His gaze was so intense it felt like a physical touch. I could see the battle happening within him. The cruel words his mouth was programmed to say, and the terrified rage that lived in his eyes. And all the while, that impossible number floated above him, a testament to a truth I couldn’t comprehend.

“I am not something you can own.”

“No,” he conceded, his eyes flicking to the IV needle in the back of my hand. “Instead you’re this. A collection of broken bones and bruises, waiting for whoever cut your brakes to come back and finish the job.”

The bluntness of it hit me like a physical blow. He knew. He didn't have my strange vision, but he knew. He saw the truth of the situation with a clarity I was only just beginning to find.

“Get out,” I whispered.
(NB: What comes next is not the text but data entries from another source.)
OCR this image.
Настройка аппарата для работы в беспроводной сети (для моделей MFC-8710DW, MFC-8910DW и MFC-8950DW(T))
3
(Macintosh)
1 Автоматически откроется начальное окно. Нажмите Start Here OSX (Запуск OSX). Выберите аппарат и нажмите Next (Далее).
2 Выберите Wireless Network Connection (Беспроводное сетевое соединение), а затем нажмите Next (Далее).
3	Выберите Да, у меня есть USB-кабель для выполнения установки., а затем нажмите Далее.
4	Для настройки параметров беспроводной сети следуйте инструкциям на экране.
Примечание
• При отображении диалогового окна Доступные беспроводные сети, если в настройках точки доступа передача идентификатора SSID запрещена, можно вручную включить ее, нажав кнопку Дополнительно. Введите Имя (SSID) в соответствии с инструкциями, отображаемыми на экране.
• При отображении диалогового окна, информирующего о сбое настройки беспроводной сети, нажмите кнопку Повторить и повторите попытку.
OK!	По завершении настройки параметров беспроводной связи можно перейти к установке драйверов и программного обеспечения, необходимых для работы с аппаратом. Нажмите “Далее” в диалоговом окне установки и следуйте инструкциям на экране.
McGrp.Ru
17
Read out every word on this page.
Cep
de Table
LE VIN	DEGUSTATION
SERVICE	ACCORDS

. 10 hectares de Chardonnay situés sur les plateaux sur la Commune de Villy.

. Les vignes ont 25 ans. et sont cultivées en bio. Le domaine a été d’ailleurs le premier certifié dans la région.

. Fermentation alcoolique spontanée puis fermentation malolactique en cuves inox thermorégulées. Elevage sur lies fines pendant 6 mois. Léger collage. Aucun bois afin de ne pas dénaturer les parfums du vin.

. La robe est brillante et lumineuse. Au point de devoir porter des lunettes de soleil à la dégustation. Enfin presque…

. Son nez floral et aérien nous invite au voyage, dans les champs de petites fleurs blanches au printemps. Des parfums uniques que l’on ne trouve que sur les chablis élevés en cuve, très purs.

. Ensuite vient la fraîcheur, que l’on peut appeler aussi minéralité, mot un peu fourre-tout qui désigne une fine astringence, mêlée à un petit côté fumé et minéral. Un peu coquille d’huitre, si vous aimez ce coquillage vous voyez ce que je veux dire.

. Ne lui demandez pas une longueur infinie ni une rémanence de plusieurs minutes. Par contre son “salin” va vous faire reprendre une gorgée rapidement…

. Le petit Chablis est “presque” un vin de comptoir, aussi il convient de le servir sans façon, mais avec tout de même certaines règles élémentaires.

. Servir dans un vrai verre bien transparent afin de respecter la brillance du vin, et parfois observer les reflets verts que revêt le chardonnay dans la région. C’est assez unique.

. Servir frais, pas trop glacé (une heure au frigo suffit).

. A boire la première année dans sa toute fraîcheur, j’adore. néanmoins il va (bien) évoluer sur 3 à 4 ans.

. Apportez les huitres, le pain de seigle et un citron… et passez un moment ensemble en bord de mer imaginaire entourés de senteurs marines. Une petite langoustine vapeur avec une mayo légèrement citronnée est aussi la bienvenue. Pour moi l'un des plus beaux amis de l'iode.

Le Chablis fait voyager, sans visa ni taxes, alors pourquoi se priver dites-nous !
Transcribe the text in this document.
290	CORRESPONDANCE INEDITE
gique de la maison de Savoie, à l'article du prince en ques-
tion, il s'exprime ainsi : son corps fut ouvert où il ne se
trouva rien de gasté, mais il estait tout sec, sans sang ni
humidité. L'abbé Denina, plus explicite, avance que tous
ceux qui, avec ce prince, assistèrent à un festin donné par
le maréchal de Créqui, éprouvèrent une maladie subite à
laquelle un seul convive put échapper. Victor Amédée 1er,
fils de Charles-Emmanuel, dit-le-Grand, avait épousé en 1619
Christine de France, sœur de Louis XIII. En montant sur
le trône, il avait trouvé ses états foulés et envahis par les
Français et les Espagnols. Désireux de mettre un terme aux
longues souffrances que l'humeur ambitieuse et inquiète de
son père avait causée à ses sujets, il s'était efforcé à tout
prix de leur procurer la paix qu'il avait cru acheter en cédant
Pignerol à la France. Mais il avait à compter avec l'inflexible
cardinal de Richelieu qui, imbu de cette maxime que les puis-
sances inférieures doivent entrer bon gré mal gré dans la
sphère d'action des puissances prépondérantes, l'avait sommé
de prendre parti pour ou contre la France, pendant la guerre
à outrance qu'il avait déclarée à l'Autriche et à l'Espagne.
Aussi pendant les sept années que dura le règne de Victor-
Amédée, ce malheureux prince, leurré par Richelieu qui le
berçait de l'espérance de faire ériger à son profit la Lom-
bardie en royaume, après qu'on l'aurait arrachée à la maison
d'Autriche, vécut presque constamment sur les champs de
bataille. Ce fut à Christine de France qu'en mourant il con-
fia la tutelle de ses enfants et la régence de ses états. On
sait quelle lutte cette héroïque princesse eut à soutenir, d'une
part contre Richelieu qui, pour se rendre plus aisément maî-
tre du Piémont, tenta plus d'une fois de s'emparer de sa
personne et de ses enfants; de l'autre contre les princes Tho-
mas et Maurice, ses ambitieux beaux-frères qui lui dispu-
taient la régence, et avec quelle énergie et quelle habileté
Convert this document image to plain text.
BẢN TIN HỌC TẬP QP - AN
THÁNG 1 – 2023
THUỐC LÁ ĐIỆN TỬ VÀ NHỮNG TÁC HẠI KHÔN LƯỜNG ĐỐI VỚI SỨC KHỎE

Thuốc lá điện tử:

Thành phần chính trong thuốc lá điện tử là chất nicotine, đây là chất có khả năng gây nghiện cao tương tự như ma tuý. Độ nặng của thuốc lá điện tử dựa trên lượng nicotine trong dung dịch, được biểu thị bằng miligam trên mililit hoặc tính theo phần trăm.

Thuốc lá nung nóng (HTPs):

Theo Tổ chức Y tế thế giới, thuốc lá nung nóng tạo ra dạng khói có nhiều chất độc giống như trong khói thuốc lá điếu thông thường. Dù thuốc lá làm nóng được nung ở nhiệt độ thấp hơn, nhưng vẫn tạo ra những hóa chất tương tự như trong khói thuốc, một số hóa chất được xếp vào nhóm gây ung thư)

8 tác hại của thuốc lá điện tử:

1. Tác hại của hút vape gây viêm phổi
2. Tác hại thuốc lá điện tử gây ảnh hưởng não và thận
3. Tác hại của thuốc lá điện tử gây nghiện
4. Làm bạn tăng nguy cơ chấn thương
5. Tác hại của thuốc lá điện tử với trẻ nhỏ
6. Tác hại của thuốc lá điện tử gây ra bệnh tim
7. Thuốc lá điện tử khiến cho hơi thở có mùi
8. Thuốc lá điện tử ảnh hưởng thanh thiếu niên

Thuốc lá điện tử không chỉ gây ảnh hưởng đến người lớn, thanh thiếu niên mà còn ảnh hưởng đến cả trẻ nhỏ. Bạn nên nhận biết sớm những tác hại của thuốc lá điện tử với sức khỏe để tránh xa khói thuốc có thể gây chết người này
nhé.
It was all I could think to say.

“No.”

“I will scream for security.”

“They’re a little preoccupied,” he said with a smirk that didn’t reach his eyes. “Now answer my question. Who was the last person to drive your car?”

“I don’t know. The valet at the restaurant. Troy, maybe. Why are you asking me all of this?” My voice cracked.

“Because I detest incompetence,” he said, his voice like gravel. “Both in my enemies and in my allies. And whoever tried to kill you was sloppy.”

He leaned down, placing his hands on the bed rail on either side of me. He was caging me in. The golden ‘100’ was directly in my line of sight, a blazing sun of loyalty. It made no sense. This hateful, ruthless man. My nemesis.

“This doesn’t concern you,” I insisted, trying to shrink away from the sheer force of his presence.

“Everything you do concerns me,” he bit back, and for a second, the mask slipped entirely. I saw pure, undiluted fury in his expression, but it wasn’t directed at me. It was for me.

He straightened up just as quickly, his face becoming a cold, unreadable mask once more.

“You’re a fool if you think this is over,” he said, his voice returning to its normal, mocking tone. “They left a job unfinished. They will be back.”

And with that, he turned on his heel. He didn’t say goodbye. He didn’t offer help. He just walked out of the room, leaving a hurricane of confusion and terror in his wake.

I was alone again, the rhythmic beeping of the monitor the only sound.

But the room no longer felt empty. It was filled with the ghost of his presence and the blinding, impossible image of that golden number.

One hundred. The only perfect score in the room. And it belonged to the one man I was supposed to hate more than anyone in the world.